The Medicare Tax is specifically drafted to cover most income from investment partnerships. There is an “active trade or business” exclusion, but it does not cover income from either an activity deemed “passive” with respect to the taxpayer or from a trade or business of trading in financial instruments or commodities. Thus, income from a typical private equity, venture capital, real estate or hedge fund formed as a partnership for US federal tax purposes should be caught by these provisions.

The Medicare Tax will not apply to income that is taxed as self-employment income under the SECA provisions. This exclusion will not be available to expatriates if the income is not actually taxed as self-employment income in the United States. Taxation under another country’s similar provisions appears not to qualify given the statutory language used.

The Medicare Tax is unlikely to benefit from the same treaty-based exclusion available for the Hospital Insurance Tax. Although the Service has not issued any guidance on this point, it seems unlikely that this tax would be exempted by a Social Security tax treaty for expatriates benefitting from a certificate of coverage in their home country.

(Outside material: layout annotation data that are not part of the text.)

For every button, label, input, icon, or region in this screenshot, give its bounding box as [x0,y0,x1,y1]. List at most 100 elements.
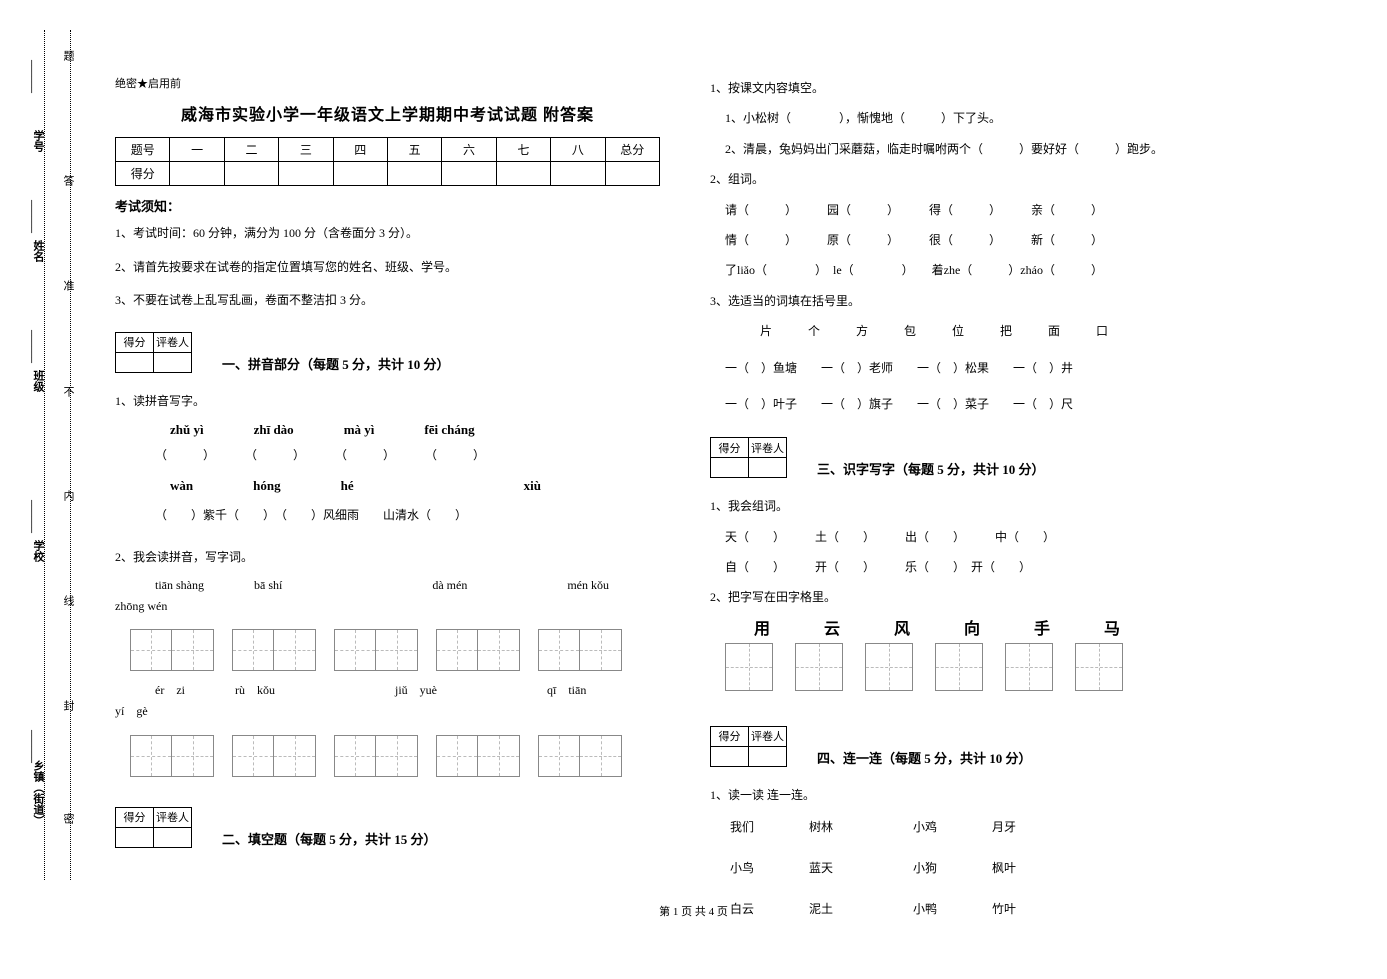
pinyin: qī tiān [547,681,586,698]
tian-cell[interactable] [1005,643,1053,691]
seal-7: 答 [60,175,76,186]
seal-3: 线 [60,595,76,606]
match-item[interactable]: 我们 [730,818,754,835]
grader-name: 评卷人 [154,807,192,827]
match-item[interactable]: 月牙 [992,818,1016,835]
s1-pinyin-row1: zhǔ yì zhī dào mà yì fēi cháng [115,422,660,438]
match-item[interactable]: 小鸟 [730,859,754,876]
section-3-title: 三、识字写字（每题 5 分，共计 10 分） [817,459,1045,478]
seal-1: 密 [60,813,76,824]
tian-cell[interactable] [865,643,913,691]
s3-q1-l1[interactable]: 天（ ） 土（ ） 出（ ） 中（ ） [710,524,1255,550]
match-left-group: 我们 小鸟 白云 树林 蓝天 泥土 [730,818,833,941]
pinyin: tiān shàng [155,578,204,593]
match-item[interactable]: 枫叶 [992,859,1016,876]
grader-name: 评卷人 [749,438,787,458]
tian-pair[interactable] [436,629,520,671]
grader-score: 得分 [711,438,749,458]
tian-pair[interactable] [334,629,418,671]
blank[interactable]: （ ） [155,446,215,463]
tian-pair[interactable] [436,735,520,777]
blank-cell[interactable] [224,162,278,186]
pinyin: ér zi [155,681,185,698]
s1-q2-pinyin-b: ér zi rù kǒu jiǔ yuè qī tiān [115,681,660,698]
blank-cell[interactable] [333,162,387,186]
binding-underline-3: ______ [30,330,42,363]
score-value-row: 得分 [116,162,660,186]
blank-cell[interactable] [116,827,154,847]
s2-q3-l1[interactable]: 一（ ）鱼塘 一（ ）老师 一（ ）松果 一（ ）井 [710,355,1255,381]
section-2-title: 二、填空题（每题 5 分，共计 15 分） [222,829,437,848]
blank-cell[interactable] [154,827,192,847]
blank-cell[interactable] [387,162,441,186]
binding-underline-4: ______ [30,200,42,233]
grader-name: 评卷人 [154,332,192,352]
tian-pair[interactable] [538,735,622,777]
grader-name: 评卷人 [749,726,787,746]
tian-pair[interactable] [232,735,316,777]
blank-cell[interactable] [551,162,605,186]
match-item[interactable]: 蓝天 [809,859,833,876]
cell: 八 [551,138,605,162]
blank-cell[interactable] [116,352,154,372]
blank-cell[interactable] [496,162,550,186]
blank-cell[interactable] [711,746,749,766]
s2-q2-l1[interactable]: 请（ ） 园（ ） 得（ ） 亲（ ） [710,197,1255,223]
blank-cell[interactable] [749,458,787,478]
tian-cell[interactable] [935,643,983,691]
blank[interactable]: （ ） [335,446,395,463]
page-footer: 第 1 页 共 4 页 [0,903,1387,919]
pinyin: rù kǒu [235,681,275,698]
blank-cell[interactable] [279,162,333,186]
pinyin: xiù [524,478,541,494]
blank-cell[interactable] [154,352,192,372]
tian-cell[interactable] [1075,643,1123,691]
tian-row-2 [130,735,660,777]
blank-cell[interactable] [170,162,224,186]
seal-4: 内 [60,490,76,501]
tian-pair[interactable] [538,629,622,671]
grader-table: 得分评卷人 [710,726,787,767]
cell: 一 [170,138,224,162]
pinyin: zhǔ yì [170,422,204,438]
blank-cell[interactable] [711,458,749,478]
s1-blanks-2[interactable]: （ ）紫千（ ） （ ）风细雨 山清水（ ） [115,502,660,528]
match-item[interactable]: 小鸡 [913,818,937,835]
match-item[interactable]: 树林 [809,818,833,835]
grader-score: 得分 [116,332,154,352]
section-3-header: 得分评卷人 三、识字写字（每题 5 分，共计 10 分） [710,437,1255,478]
cell: 得分 [116,162,170,186]
binding-label-township: 乡镇（街道） [30,760,46,826]
s3-char-header: 用 云 风 向 手 马 [710,615,1255,639]
char: 用 [738,615,786,639]
tian-cell[interactable] [795,643,843,691]
tian-pair[interactable] [232,629,316,671]
section-2-header: 得分评卷人 二、填空题（每题 5 分，共计 15 分） [115,807,660,848]
binding-label-school: 学校 [30,540,46,562]
tian-pair[interactable] [334,735,418,777]
blank-cell[interactable] [605,162,659,186]
seal-2: 封 [60,700,76,711]
s2-q1-2[interactable]: 2、清晨，兔妈妈出门采蘑菇，临走时嘱咐两个（ ）要好好（ ）跑步。 [710,136,1255,162]
cell: 五 [387,138,441,162]
blank-cell[interactable] [442,162,496,186]
grader-table: 得分评卷人 [115,332,192,373]
blank[interactable]: （ ） [425,446,485,463]
s2-q3-l2[interactable]: 一（ ）叶子 一（ ）旗子 一（ ）菜子 一（ ）尺 [710,391,1255,417]
s2-q3-words: 片 个 方 包 位 把 面 口 [710,318,1255,344]
tian-pair[interactable] [130,629,214,671]
tian-pair[interactable] [130,735,214,777]
s2-q1-1[interactable]: 1、小松树（ ），惭愧地（ ）下了头。 [710,105,1255,131]
cell: 七 [496,138,550,162]
section-1-title: 一、拼音部分（每题 5 分，共计 10 分） [222,354,450,373]
binding-underline-2: ______ [30,500,42,533]
blank-cell[interactable] [749,746,787,766]
s1-blanks-1: （ ） （ ） （ ） （ ） [115,446,660,463]
grader-score: 得分 [116,807,154,827]
match-item[interactable]: 小狗 [913,859,937,876]
s2-q2-l3[interactable]: 了liǎo（ ） le（ ） 着zhe（ ）zháo（ ） [710,257,1255,283]
tian-cell[interactable] [725,643,773,691]
s2-q2-l2[interactable]: 情（ ） 原（ ） 很（ ） 新（ ） [710,227,1255,253]
s3-q1-l2[interactable]: 自（ ） 开（ ） 乐（ ） 开（ ） [710,554,1255,580]
blank[interactable]: （ ） [245,446,305,463]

This provision is effective for taxable years beginning after December 31, 2012.

Net Impact on Investment Fund Partners

Expatriate partners in a typical investment fund should expect to pay the additional Medicare Tax on their share of the fund’s investment income, as well as on any other investment or passive income the expatriate partner may derive from personal assets. Thus, if the “Bush tax cuts” were extended across the board, a private equity partner eligible for a 15 percent tax rate on long-term capital gains and qualified dividend income derived from a carried interest should see the effective tax rate rise to 18.8 percent. Similarly, under that circumstance, income not eligible for the 15 percent rate should rise from 35 percent to 38.8 percent.

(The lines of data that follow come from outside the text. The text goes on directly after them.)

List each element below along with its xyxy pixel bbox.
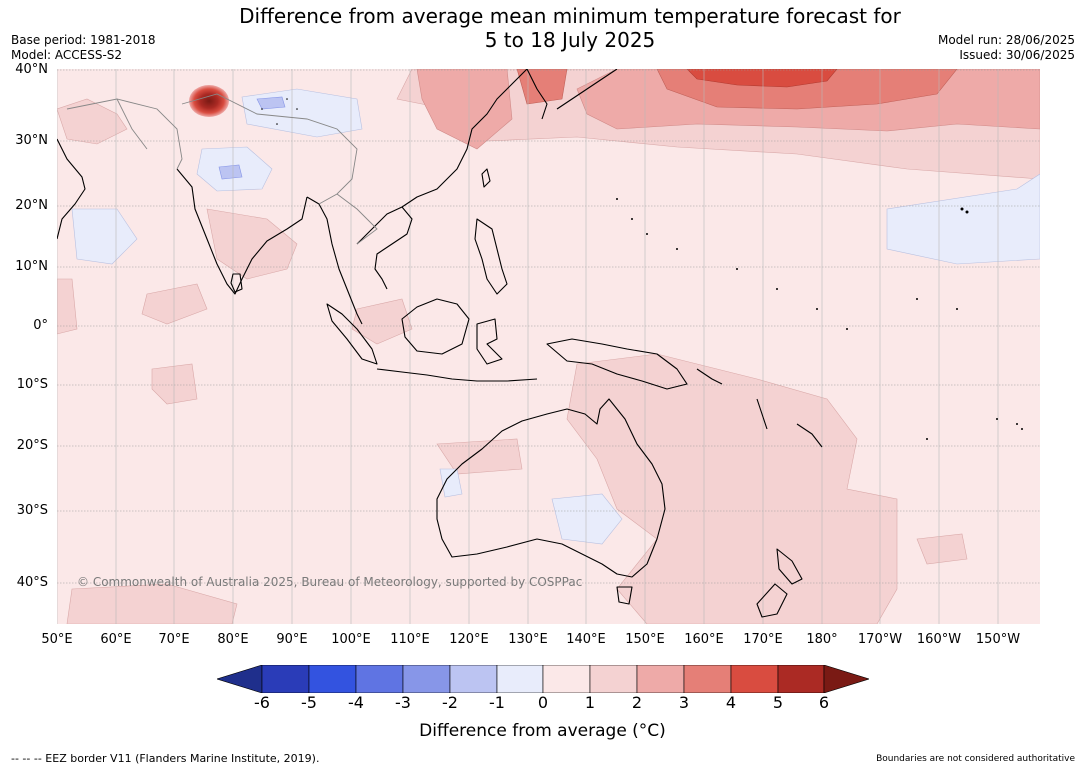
map-title: Difference from average mean minimum tem… xyxy=(0,4,1085,52)
title-line-2: 5 to 18 July 2025 xyxy=(484,28,656,52)
cb-tick-2: 2 xyxy=(631,693,643,712)
copyright-notice: © Commonwealth of Australia 2025, Bureau… xyxy=(77,575,583,589)
lon-label-150e: 150°E xyxy=(625,632,665,647)
colorbar-bin-1 xyxy=(261,665,310,693)
colorbar-bin-10 xyxy=(683,665,732,693)
base-period: Base period: 1981-2018 xyxy=(11,33,156,47)
lon-label-150w: 150°W xyxy=(975,632,1021,647)
title-line-1: Difference from average mean minimum tem… xyxy=(239,4,901,28)
lon-label-170e: 170°E xyxy=(743,632,783,647)
issued-date: Issued: 30/06/2025 xyxy=(959,48,1075,62)
lat-label-40n: 40°N xyxy=(15,62,48,77)
anomaly-negative-zones xyxy=(71,88,1040,545)
cb-tick-4: 4 xyxy=(725,693,737,712)
anomaly-4-5-zones xyxy=(686,69,838,88)
colorbar-bin-6 xyxy=(496,665,544,693)
lon-label-140e: 140°E xyxy=(566,632,606,647)
hot-spot xyxy=(189,85,229,117)
colorbar-label: Difference from average (°C) xyxy=(419,721,666,741)
gridlines xyxy=(57,69,1040,584)
colorbar-bin-8 xyxy=(589,665,638,693)
lon-label-170w: 170°W xyxy=(857,632,903,647)
colorbar-bin-12 xyxy=(777,665,825,693)
lon-label-60e: 60°E xyxy=(100,632,132,647)
model-name: Model: ACCESS-S2 xyxy=(11,48,123,62)
colorbar-bin-7 xyxy=(542,665,591,693)
cb-tick-minus3: -3 xyxy=(395,693,411,712)
cb-tick-1: 1 xyxy=(584,693,596,712)
colorbar-bin-11 xyxy=(730,665,779,693)
lon-label-180: 180° xyxy=(806,632,838,647)
lon-label-130e: 130°E xyxy=(508,632,548,647)
model-run: Model run: 28/06/2025 xyxy=(937,33,1075,47)
colorbar-bin-2 xyxy=(308,665,357,693)
anomaly-minus-1-2-zones xyxy=(218,96,286,180)
cb-tick-minus5: -5 xyxy=(301,693,317,712)
lon-label-50e: 50°E xyxy=(41,632,73,647)
lat-label-0: 0° xyxy=(33,318,48,333)
country-borders xyxy=(66,93,378,245)
cb-tick-0: 0 xyxy=(537,693,549,712)
lon-label-90e: 90°E xyxy=(276,632,308,647)
cb-tick-minus6: -6 xyxy=(254,693,270,712)
colorbar xyxy=(217,665,869,693)
forecast-map xyxy=(57,69,1040,624)
meta-right: Model run: 28/06/2025 Issued: 30/06/2025 xyxy=(938,33,1075,63)
boundary-disclaimer: Boundaries are not considered authoritat… xyxy=(876,754,1075,764)
lat-label-20n: 20°N xyxy=(15,198,48,213)
eez-note: -- -- -- EEZ border V11 (Flanders Marine… xyxy=(11,752,320,765)
meridians xyxy=(57,69,999,624)
cb-tick-6: 6 xyxy=(818,693,830,712)
cb-tick-minus4: -4 xyxy=(348,693,364,712)
lon-label-120e: 120°E xyxy=(449,632,489,647)
lon-label-160e: 160°E xyxy=(684,632,724,647)
lon-label-70e: 70°E xyxy=(158,632,190,647)
cb-tick-minus1: -1 xyxy=(489,693,505,712)
island-dots xyxy=(261,98,1023,440)
colorbar-bin-9 xyxy=(636,665,685,693)
lon-label-160w: 160°W xyxy=(916,632,962,647)
cb-tick-5: 5 xyxy=(772,693,784,712)
cb-tick-3: 3 xyxy=(678,693,690,712)
cb-tick-minus2: -2 xyxy=(442,693,458,712)
colorbar-bin-3 xyxy=(355,665,404,693)
lat-label-20s: 20°S xyxy=(16,438,48,453)
lon-label-110e: 110°E xyxy=(390,632,430,647)
lat-label-30n: 30°N xyxy=(15,133,48,148)
lat-label-10n: 10°N xyxy=(15,259,48,274)
lat-label-10s: 10°S xyxy=(16,377,48,392)
colorbar-bin-4 xyxy=(402,665,451,693)
lon-label-100e: 100°E xyxy=(331,632,371,647)
colorbar-extend-low xyxy=(217,665,263,693)
coastlines xyxy=(57,69,823,618)
lat-label-30s: 30°S xyxy=(16,503,48,518)
lat-label-40s: 40°S xyxy=(16,575,48,590)
meta-left: Base period: 1981-2018 Model: ACCESS-S2 xyxy=(11,33,156,63)
colorbar-extend-high xyxy=(823,665,869,693)
colorbar-bin-5 xyxy=(449,665,498,693)
lon-label-80e: 80°E xyxy=(217,632,249,647)
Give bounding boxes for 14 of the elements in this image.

If, on the other hand, the “Bush tax cuts” expire at the end of 2012 as they currently are scheduled to do, the top tax rates would increase. The top tax rate for ordinary income would go from the current 35 percent to 39.6 percent. Dividends would be taxed as ordinary income. Capital gains would be taxed at a top rate of 20 percent. Thus, for investment income the top tax rate would rise to 43.4 percent for ordinary income, short-term gains, and dividends. The top tax rate for capital gains would rise to 23.8 percent.

The other provisions should not create material issues for genuine expatriates. Qualifying expatriates should not be subject to the individual mandate penalty. However, if they fail to qualify for the earned income exclusion in any particular year they may face the penalty. The Hospital Insurance Tax should not apply if the expatriate has a certificate of coverage under a social security treaty between their home country and the United States. If that is not available then an additional 0.9 percent tax should apply to their gross income in excess of the threshold amount.